The AAP has been a resource for school districts and states wrestling with next steps as it recommends best practices and considerations moving forward.
“First and foremost, the schools systems will need to work with their local state and public health departments to determine what their risk to coronavirus in their community is,” said Goza. “[They will also need to determine] what their access to testing is, and how the schools will be able to keep the schools clean.”
Earlier in May, Willow Creek School in Three Forks, Montana became the first school in the country to reopen its doors to its 53 students. The school said social distancing measures and proper sanitation would be followed, something organizations have emphasized.
"What we are doing is we are learning,” said Randi Weingarten, president of American Federation of Teachers, a union which represents more than 1.5 million educators nationwide. “[When schools will reopen] will be a case by case basis because the virus is operating at different spikes in different places."

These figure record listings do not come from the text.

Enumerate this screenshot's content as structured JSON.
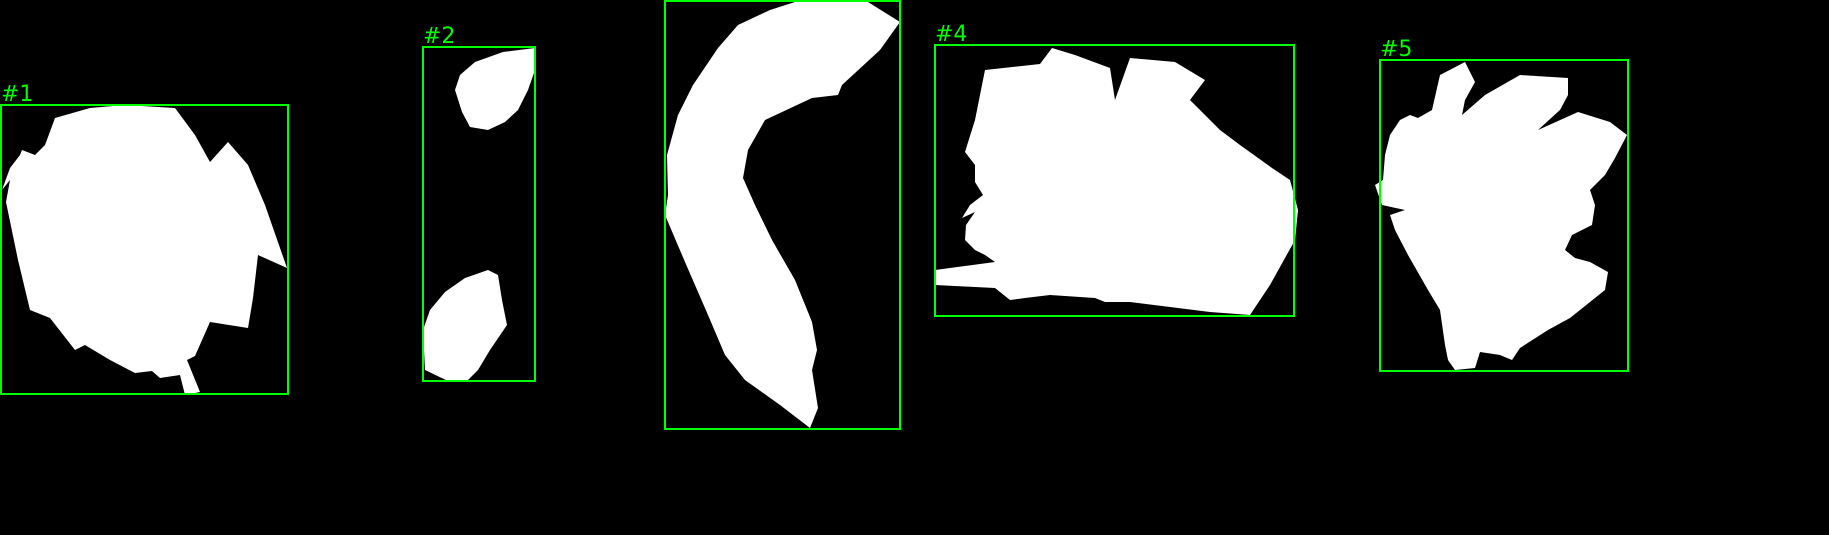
{
  "colors": {
    "background": "#000000",
    "mask": "#ffffff",
    "box": "#00ff00"
  },
  "regions": [
    {
      "label": "#1",
      "shape": "roundish-irregular-blob"
    },
    {
      "label": "#2",
      "shape": "two-small-separate-blobs"
    },
    {
      "label": "",
      "shape": "curved-band"
    },
    {
      "label": "#4",
      "shape": "wide-irregular-blob"
    },
    {
      "label": "#5",
      "shape": "spiky-irregular-blob"
    }
  ]
}
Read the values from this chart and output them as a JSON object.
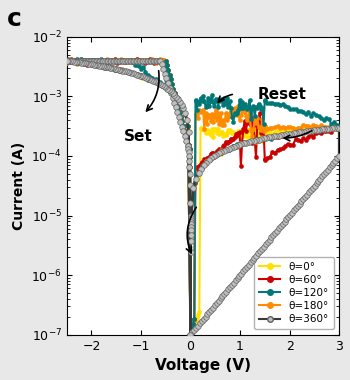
{
  "title": "c",
  "xlabel": "Voltage (V)",
  "ylabel": "Current (A)",
  "xlim": [
    -2.5,
    3.0
  ],
  "ylim_log": [
    -7,
    -2
  ],
  "series": [
    {
      "label": "θ=0°",
      "color": "#FFE000",
      "zorder": 3
    },
    {
      "label": "θ=60°",
      "color": "#CC0000",
      "zorder": 3
    },
    {
      "label": "θ=120°",
      "color": "#007878",
      "zorder": 4
    },
    {
      "label": "θ=180°",
      "color": "#FF8C00",
      "zorder": 3
    },
    {
      "label": "θ=360°",
      "color": "#3a3a3a",
      "zorder": 5
    }
  ],
  "background_color": "#ffffff",
  "fig_bg": "#e8e8e8"
}
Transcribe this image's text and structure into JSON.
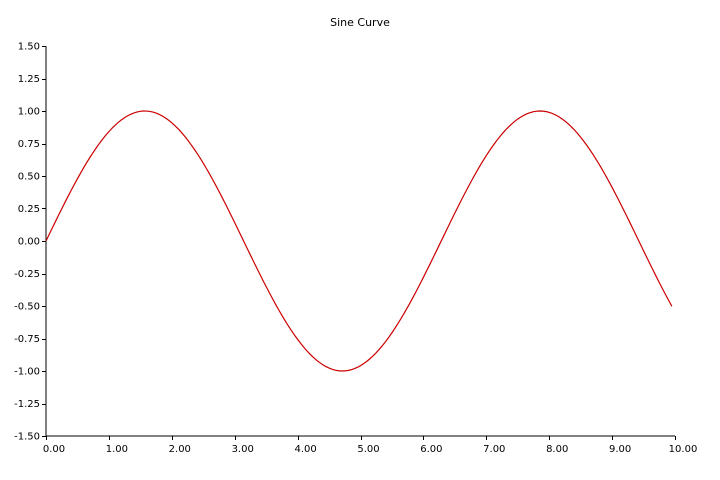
{
  "colors": {
    "background": "#ffffff",
    "axis": "#000000",
    "line": "#cc0000"
  },
  "chart_data": {
    "type": "line",
    "title": "Sine Curve",
    "xlabel": "",
    "ylabel": "",
    "xlim": [
      0,
      10
    ],
    "ylim": [
      -1.5,
      1.5
    ],
    "grid": false,
    "legend": "none",
    "x_ticks": [
      "0.00",
      "1.00",
      "2.00",
      "3.00",
      "4.00",
      "5.00",
      "6.00",
      "7.00",
      "8.00",
      "9.00",
      "10.00"
    ],
    "y_ticks": [
      "1.50",
      "1.25",
      "1.00",
      "0.75",
      "0.50",
      "0.25",
      "0.00",
      "-0.25",
      "-0.50",
      "-0.75",
      "-1.00",
      "-1.25",
      "-1.50"
    ],
    "series": [
      {
        "function": "sin(x)",
        "x_start": 0,
        "x_end": 9.95,
        "x_step": 0.05,
        "color": "#cc0000"
      }
    ]
  }
}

On Thursday, the CDC released its newest guidelines for how different sectors of the economy should considering reopening. It said schools, child care centers, and camps should not reopen unless they are able to implement coronavirus screening protocols and evaluate employees and children daily for symptoms and prior exposure to the coronavirus.
The guidelines are similar to those of the AFT, which worked for three weeks to create a comprehensive guide for schools. Weingarten says the plan is based on five pillars, ensuring there is little virus in the community, that a sudden spike within a school can be slowed, that social distancing and sanitation is up to par in schools, that parents and teachers are being listened to, and ensuring proper funding can make it all happens.
"Dissonance happens because there is fear,” said Weingarten, a former union representative in New York City who helped guide schools through the September 11th tragedy. “It happens] because there is inconsistency and a lack of generally accepted information about the science.”
Universities and colleges are also grappling with how to handle reopening campuses to its students. On Tuesday, the California State University system, which educates 480,000 students across 23 campuses, said it would keep in-person classes closed for the fall semester and continue remote learning.
It was the first large American university to announce such measures.